Mercredi 30 janvier 2008
Ces 2 choix ecclésiaux et théologiques nous posent la question de notre rapport à la Bible. Quelle rôle jouent les Ecritures dans notre manière d epenser et de vivre la foi
?
Nous l'avons vu Pierre CH Marcel faire référence à la circoncision et à l'épître aux colossiens; quant à l'argumentation en faveur du baptême des croyants elle a pour elle qu'elle ne fait aucun doute dans des 10 aines de passages de la Bible. Ce qui n'est pas le cas pour le baptême des enfants qui n'est très probablement pas envisagé par le Nouveau Testament. Les tenants du baptême des enfants savent qu'avec la "BIBLE SEULE" ils ne peuvent pas valablement démontrer la validité de leur choix. Aussi ils invoquent la tradition de l'Eglise et des principes théologiques.
Il faut savoir qu'au cours des siècles le baptême a fait souvent question.
J'ai appris à l'Ecole de théologie qu'à l'Epoque de Saint Augustin (354-430) des églises entières étaient remplies de gens non baptisés. S'engager à marcher à la suite du Christ avait de quoi faire peur à qui voulait prendre le temps de réfléchir.

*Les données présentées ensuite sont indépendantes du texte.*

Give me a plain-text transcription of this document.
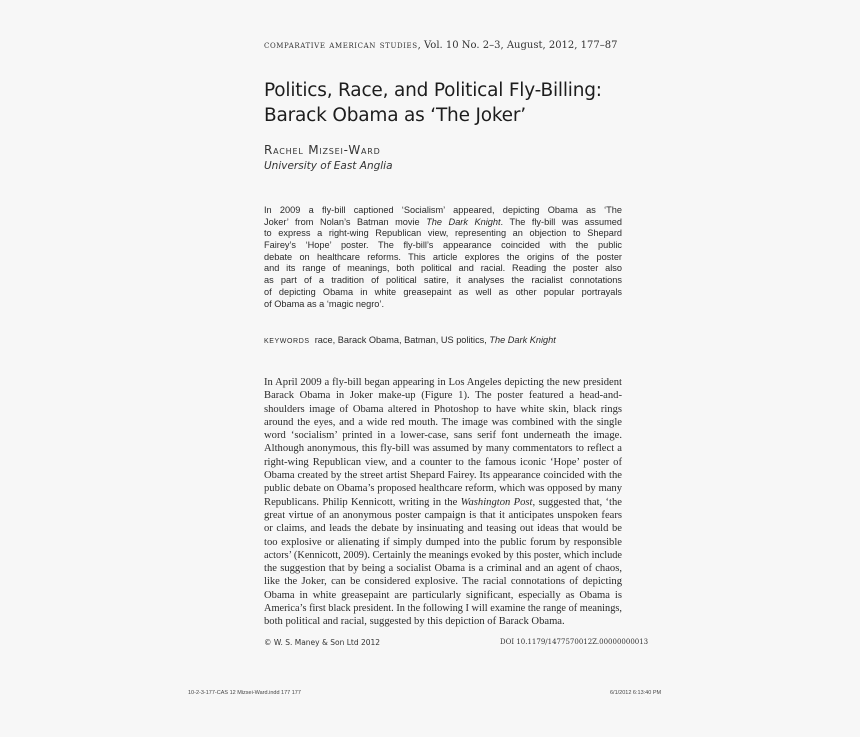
comparative american studies, Vol. 10 No. 2–3, August, 2012, 177–87
Politics, Race, and Political Fly-Billing:
Barack Obama as ‘The Joker’
Rachel Mizsei-Ward
University of East Anglia
In 2009 a fly-bill captioned ‘Socialism’ appeared, depicting Obama as ‘The
Joker’ from Nolan’s Batman movie The Dark Knight. The fly-bill was assumed
to express a right-wing Republican view, representing an objection to Shepard
Fairey’s ‘Hope’ poster. The fly-bill’s appearance coincided with the public
debate on healthcare reforms. This article explores the origins of the poster
and its range of meanings, both political and racial. Reading the poster also
as part of a tradition of political satire, it analyses the racialist connotations
of depicting Obama in white greasepaint as well as other popular portrayals
of Obama as a ‘magic negro’.
keywords race, Barack Obama, Batman, US politics, The Dark Knight
In April 2009 a fly-bill began appearing in Los Angeles depicting the new president
Barack Obama in Joker make-up (Figure 1). The poster featured a head-and-
shoulders image of Obama altered in Photoshop to have white skin, black rings
around the eyes, and a wide red mouth. The image was combined with the single
word ‘socialism’ printed in a lower-case, sans serif font underneath the image.
Although anonymous, this fly-bill was assumed by many commentators to reflect a
right-wing Republican view, and a counter to the famous iconic ‘Hope’ poster of
Obama created by the street artist Shepard Fairey. Its appearance coincided with the
public debate on Obama’s proposed healthcare reform, which was opposed by many
Republicans. Philip Kennicott, writing in the Washington Post, suggested that, ‘the
great virtue of an anonymous poster campaign is that it anticipates unspoken fears
or claims, and leads the debate by insinuating and teasing out ideas that would be
too explosive or alienating if simply dumped into the public forum by responsible
actors’ (Kennicott, 2009). Certainly the meanings evoked by this poster, which include
the suggestion that by being a socialist Obama is a criminal and an agent of chaos,
like the Joker, can be considered explosive. The racial connotations of depicting
Obama in white greasepaint are particularly significant, especially as Obama is
America’s first black president. In the following I will examine the range of meanings,
both political and racial, suggested by this depiction of Barack Obama.
© W. S. Maney & Son Ltd 2012	DOI 10.1179/1477570012Z.00000000013
10-2-3-177-CAS 12 Mizsei-Ward.indd 177 177	6/1/2012 6:13:40 PM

Rappelez-vous ce qu'on a lu : - C'est l'action de se lier par une promesse, c'est une convention qui nous fait entrer dans un état où l'on n'est plus aussi libre qu'auparavant-
On pouvait aussi avoir peur de renier sa foi, de trahir Jésus, de ne pas arriver à lutter avec le saint esprit pour la vie sainte et de perdre le salut. On préférait alors demander le baptême quand on se sentait bien prêt de mourir. De cette manière on pensait avoir moins de risque de trahir son engagement.
Nous voyons là une dérive quand à l'importance de la "réponse" de l'homme. Dérive qu'on peut retrouver me semble-t-il dans la formulation moderne suivante :
"Certaines églises exigent que le baptême soit le couronnement non seulement d'une instruction religieuse complète, mais de la volonté de se consacrer au service de J.C. dans la repentance et dans la foi. … Il consacre la décision du croyant." P.C.Marcel. Il me semble que ce risque existe à chaque fois qu'on met l'accent sur l'homme et non sur l'œuvre de Dieu.

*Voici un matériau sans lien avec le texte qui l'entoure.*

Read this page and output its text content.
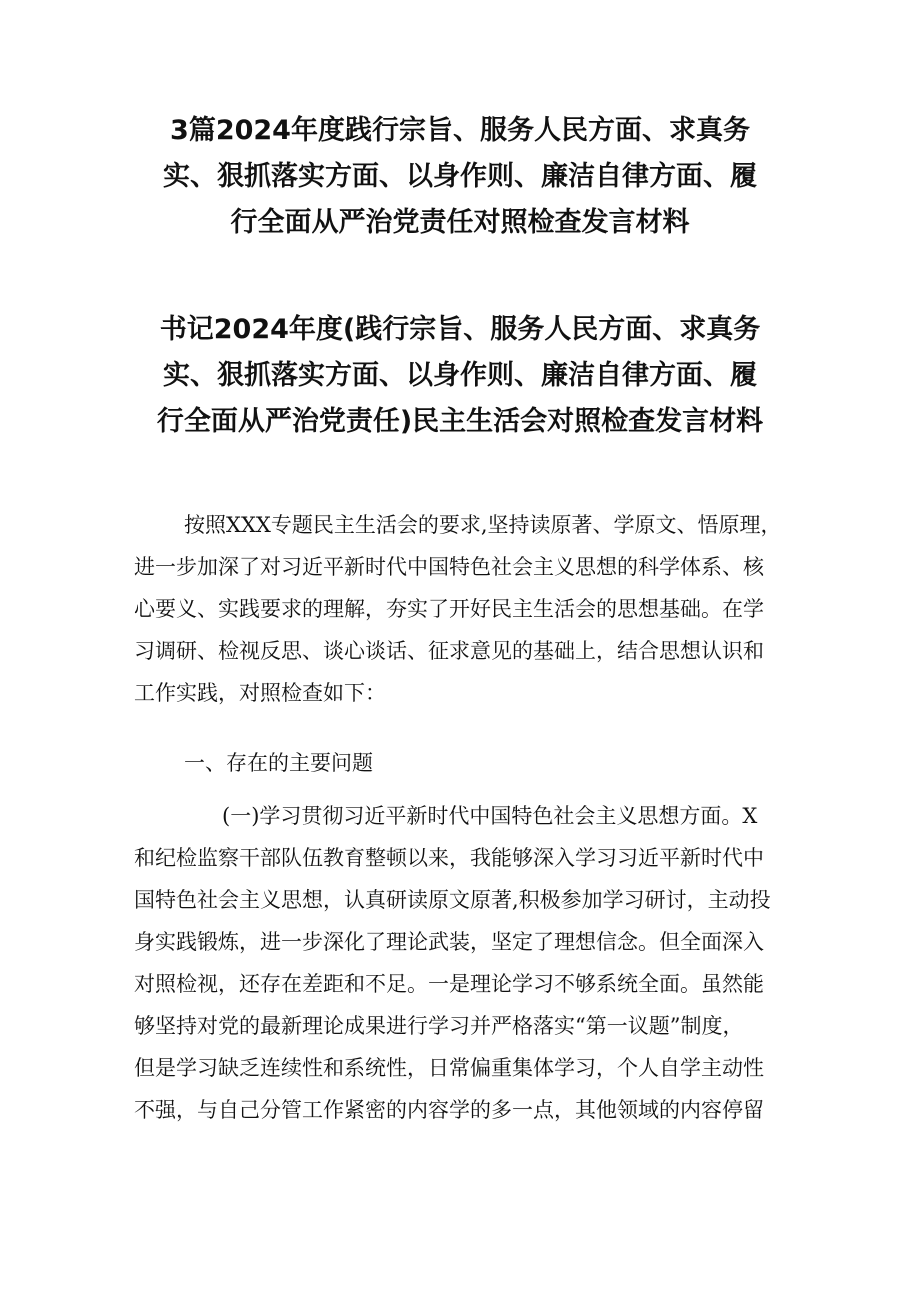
3篇2024年度践行宗旨、服务人民方面、求真务
实、狠抓落实方面、以身作则、廉洁自律方面、履
行全面从严治党责任对照检查发言材料
书记2024年度(践行宗旨、服务人民方面、求真务
实、狠抓落实方面、以身作则、廉洁自律方面、履
行全面从严治党责任)民主生活会对照检查发言材料

按照XXX专题民主生活会的要求,坚持读原著、学原文、悟原理，
进一步加深了对习近平新时代中国特色社会主义思想的科学体系、核
心要义、实践要求的理解，夯实了开好民主生活会的思想基础。在学
习调研、检视反思、谈心谈话、征求意见的基础上，结合思想认识和
工作实践，对照检查如下：

一、存在的主要问题

(一)学习贯彻习近平新时代中国特色社会主义思想方面。X
和纪检监察干部队伍教育整顿以来，我能够深入学习习近平新时代中
国特色社会主义思想，认真研读原文原著,积极参加学习研讨，主动投
身实践锻炼，进一步深化了理论武装，坚定了理想信念。但全面深入
对照检视，还存在差距和不足。一是理论学习不够系统全面。虽然能
够坚持对党的最新理论成果进行学习并严格落实“第一议题”制度，
但是学习缺乏连续性和系统性，日常偏重集体学习，个人自学主动性
不强，与自己分管工作紧密的内容学的多一点，其他领域的内容停留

Aussi Augustin le Théologien, poussa-t-il l'Eglise à faire baptiser les enfants des croyants, mettant l'accent sur la décision de Dieu de faire grâce en Jésus Christ et non sur la réponse des hommes.
Les Réformateurs Luther et Calvin constatèrent la dérive de l'Eglise d'occident et la réformèrent en utilisant le principe que les Ecritures sont au dessus de tout. C'est le principe dit du "sola scriptura". Pourtant ils conservèrent la pratique du baptême des petits enfants.
Les tenants du baptême des croyants qui rejettent cette pratique, par ce qu'elle est étrangère à la Bible, interpellent les théologiens réformés :
- Quelle notion de l'autorité de la "Bible seule" avez-vous si vous acceptez que ce qu'enseigne la Bible soit laissé de côté en invoquant une tradition interprétative issue de l'histoire de l'Eglise. Jusqu'où peut-on aller dans cette direction ?
D'un autre côté les tenants des Eglises protestantes réformées et luthériennes interpellent les baptistes dans leur lecture plus ou moins littérale de la Bible. A quel niveau de fondamentalisme vous arrêtez-vous?
Au fond le débat sur le baptême des enfants ou le baptême des croyants nous pousse à réfléchir à notre rapport à la Bible et la lecture que nous en faisons. C'est ce que notent les auteurs du livre "En compagnie de beaucoup d'autres" éd. "Les Bergers et les mages" Paris 1997. Quelles sont les limites de la place de la tradition dans notre lecture interprétative de la Bible? L'Eglise n'est-elle pas autoriser à prolonger la lecture de la Bible ?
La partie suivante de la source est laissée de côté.